Most recently, there was the time I asked people for the London neighbourhood they hated the most for the pettiest reason. In my case it was Stoke Newington, as a former partner lived there and we once crawled out of his flat with head-splitting hangovers to get some brunch, and were glared at by an army of prim yummy mummies. There were some amusing answers at first, then some dull ones, then the perhaps unavoidable tasteless ones from white Londoners keen to show their disdain for mostly BME areas.

I was, inevitably, blamed for the latter, despite not having asked for them; after a while, it was inferred that my tweet had been a dog whistle and that I’d wanted those comments all along. Then there was the fact that I am not even from London, and perhaps I should leave if I don’t like it here, as if you must adore every nook and cranny of a place to be allowed to live there. It was preposterous but maybe the last straw was always going to be.

While the fires were still raging, I created a much smaller, private account, to which I only invited people I knew in person, or at least well enough online.

Though it is hard not to feel at least a bit bitter about losing something I so dearly enjoyed, this is not intended as an exercise in self-pity; rather, an understanding that what makes Twitter so enjoyable is also what slowly destroys its users. If you are good at it, you become more popular, and the more popular you are, the more likely it is that you will have a bad time on it.

Perhaps it is best to lay low, and enjoy it from the sidelines; perhaps the thrill comes from knowing you may be next. I genuinely don’t know.
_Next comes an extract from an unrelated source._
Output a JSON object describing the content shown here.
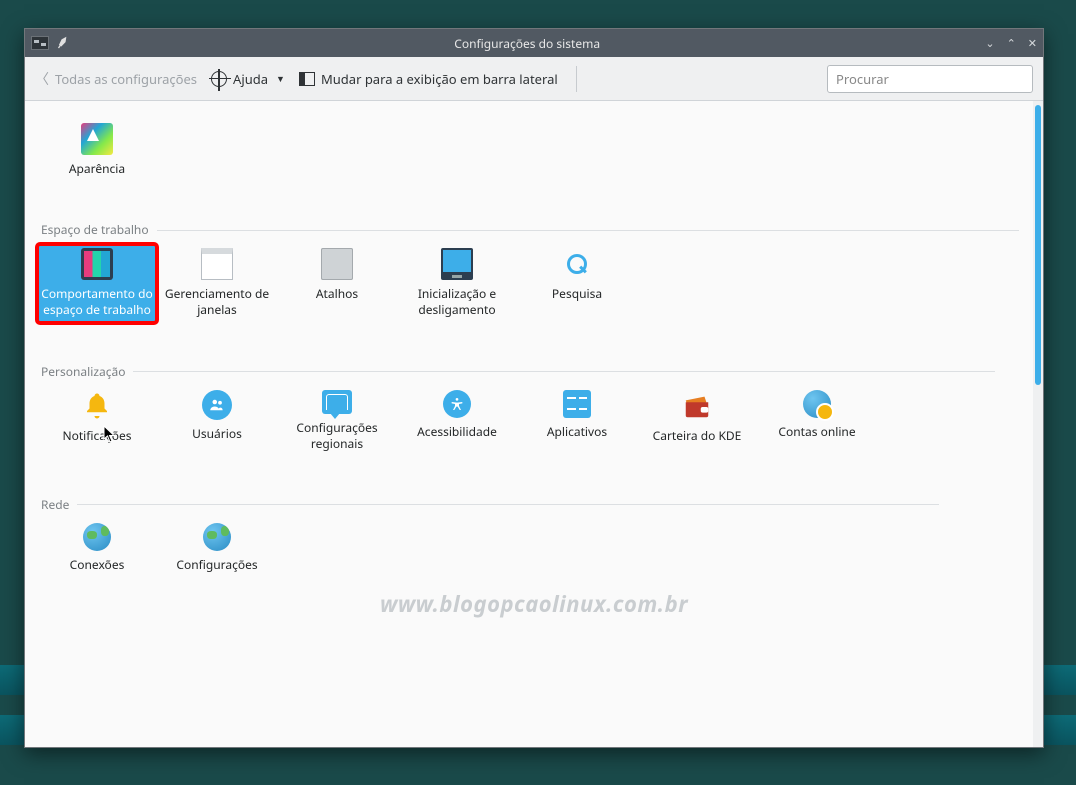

What I do know is that there is a reason why realistic accounts of royal courts make them sound unbearable. People aren’t meant to live their lives stuck in closed quarters with hundreds of others they barely know, no matter how gilded the cage is.
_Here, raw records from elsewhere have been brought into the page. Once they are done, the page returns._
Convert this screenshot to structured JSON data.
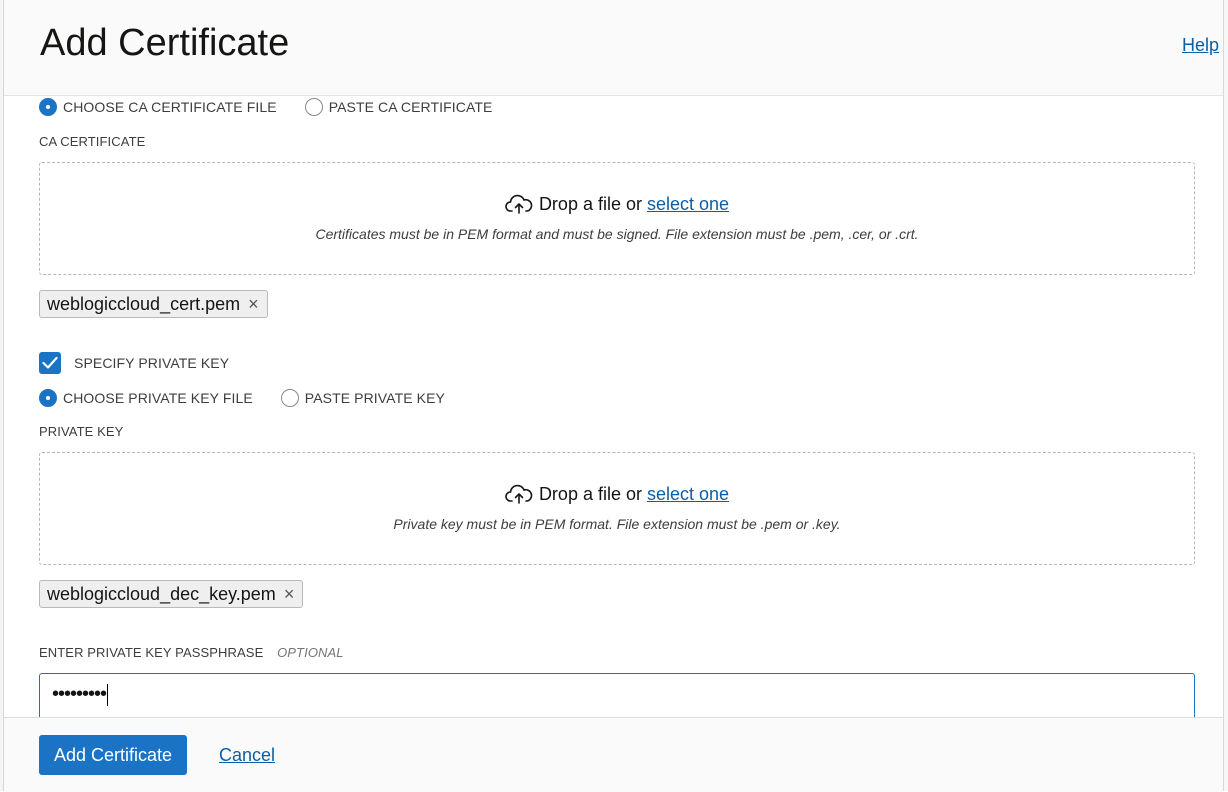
{
  "dialog": {
    "title": "Add Certificate",
    "help_label": "Help"
  },
  "ca_source": {
    "options": [
      {
        "label": "CHOOSE CA CERTIFICATE FILE",
        "selected": true
      },
      {
        "label": "PASTE CA CERTIFICATE",
        "selected": false
      }
    ]
  },
  "ca_certificate": {
    "label": "CA CERTIFICATE",
    "drop_text": "Drop a file or",
    "select_link": "select one",
    "hint": "Certificates must be in PEM format and must be signed. File extension must be .pem, .cer, or .crt.",
    "file_chip": "weblogiccloud_cert.pem"
  },
  "specify_private_key": {
    "label": "SPECIFY PRIVATE KEY",
    "checked": true
  },
  "key_source": {
    "options": [
      {
        "label": "CHOOSE PRIVATE KEY FILE",
        "selected": true
      },
      {
        "label": "PASTE PRIVATE KEY",
        "selected": false
      }
    ]
  },
  "private_key": {
    "label": "PRIVATE KEY",
    "drop_text": "Drop a file or",
    "select_link": "select one",
    "hint": "Private key must be in PEM format. File extension must be .pem or .key.",
    "file_chip": "weblogiccloud_dec_key.pem"
  },
  "passphrase": {
    "label": "ENTER PRIVATE KEY PASSPHRASE",
    "optional": "OPTIONAL",
    "value": "•••••••••"
  },
  "footer": {
    "primary_label": "Add Certificate",
    "cancel_label": "Cancel"
  },
  "colors": {
    "accent": "#1a73c4",
    "link": "#0b5fa5"
  }
}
Twitter users must be ready for the possibility that they can be thrown to the wolves at a moment’s notice

If you know that everything you do is being watched by everyone around you because a lot of people want you — anyone! — to slip up to alleviate the boredom, you will start going mad. Like in any court, the game is more of an issue than the players; no matter how hard anyone tries, they will eventually join the book club, provided that the book is compelling enough for them.
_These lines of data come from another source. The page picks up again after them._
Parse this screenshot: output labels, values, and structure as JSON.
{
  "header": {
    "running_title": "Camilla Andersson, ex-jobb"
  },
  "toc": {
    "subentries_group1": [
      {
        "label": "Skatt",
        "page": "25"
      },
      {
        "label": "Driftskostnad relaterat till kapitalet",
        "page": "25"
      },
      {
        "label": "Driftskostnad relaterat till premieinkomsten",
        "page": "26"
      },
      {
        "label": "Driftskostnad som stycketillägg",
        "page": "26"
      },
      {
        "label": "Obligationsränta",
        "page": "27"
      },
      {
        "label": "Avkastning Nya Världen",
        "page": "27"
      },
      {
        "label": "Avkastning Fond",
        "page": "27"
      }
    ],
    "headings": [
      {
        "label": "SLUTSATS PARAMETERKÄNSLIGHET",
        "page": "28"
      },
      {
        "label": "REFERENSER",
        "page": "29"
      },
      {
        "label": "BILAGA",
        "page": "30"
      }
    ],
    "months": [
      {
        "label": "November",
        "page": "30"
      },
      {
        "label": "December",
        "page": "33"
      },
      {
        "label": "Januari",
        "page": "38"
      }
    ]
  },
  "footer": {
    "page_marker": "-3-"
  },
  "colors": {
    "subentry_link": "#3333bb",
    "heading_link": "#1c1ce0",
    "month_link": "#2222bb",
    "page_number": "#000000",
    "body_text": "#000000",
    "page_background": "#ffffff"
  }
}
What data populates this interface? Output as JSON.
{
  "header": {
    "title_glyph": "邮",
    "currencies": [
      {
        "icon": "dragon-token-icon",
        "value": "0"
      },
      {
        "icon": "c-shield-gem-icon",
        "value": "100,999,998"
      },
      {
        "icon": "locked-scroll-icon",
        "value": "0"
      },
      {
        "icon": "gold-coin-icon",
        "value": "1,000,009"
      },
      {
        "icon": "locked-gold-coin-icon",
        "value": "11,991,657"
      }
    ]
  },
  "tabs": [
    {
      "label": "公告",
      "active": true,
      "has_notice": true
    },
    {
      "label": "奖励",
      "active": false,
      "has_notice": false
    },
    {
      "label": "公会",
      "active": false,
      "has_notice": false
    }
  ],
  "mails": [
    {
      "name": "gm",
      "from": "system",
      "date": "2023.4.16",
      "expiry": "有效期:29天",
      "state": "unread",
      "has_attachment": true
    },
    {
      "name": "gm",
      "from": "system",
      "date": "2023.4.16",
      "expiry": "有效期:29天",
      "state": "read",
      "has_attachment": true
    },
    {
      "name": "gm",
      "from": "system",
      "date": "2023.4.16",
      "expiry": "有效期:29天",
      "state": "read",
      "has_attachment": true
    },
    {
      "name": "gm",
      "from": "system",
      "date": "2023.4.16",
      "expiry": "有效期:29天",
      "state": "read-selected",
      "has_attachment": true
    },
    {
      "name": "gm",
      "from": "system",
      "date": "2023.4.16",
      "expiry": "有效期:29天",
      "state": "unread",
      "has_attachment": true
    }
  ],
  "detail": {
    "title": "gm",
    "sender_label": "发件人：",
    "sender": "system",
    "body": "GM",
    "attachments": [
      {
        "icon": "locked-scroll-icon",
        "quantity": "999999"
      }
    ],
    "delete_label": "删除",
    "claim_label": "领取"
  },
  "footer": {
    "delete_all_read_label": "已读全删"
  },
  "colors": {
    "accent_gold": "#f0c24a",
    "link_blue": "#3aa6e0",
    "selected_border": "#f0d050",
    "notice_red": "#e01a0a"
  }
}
And, like in any court, we know we adhere to the rules because we are there for a reason. People spend their days on Twitter because it helps their work, their profile, their social networks, friendship groups, love lives, or a combination of all of the above. In exchange, they must be ready for the possibility that they can be thrown to the wolves at a moment’s notice.

Sometimes the risk is worth it; it certainly was for me for the past decade. But then we must all know to walk away at some point, and I would rather be no one if it means I am no longer turned into someone I am not.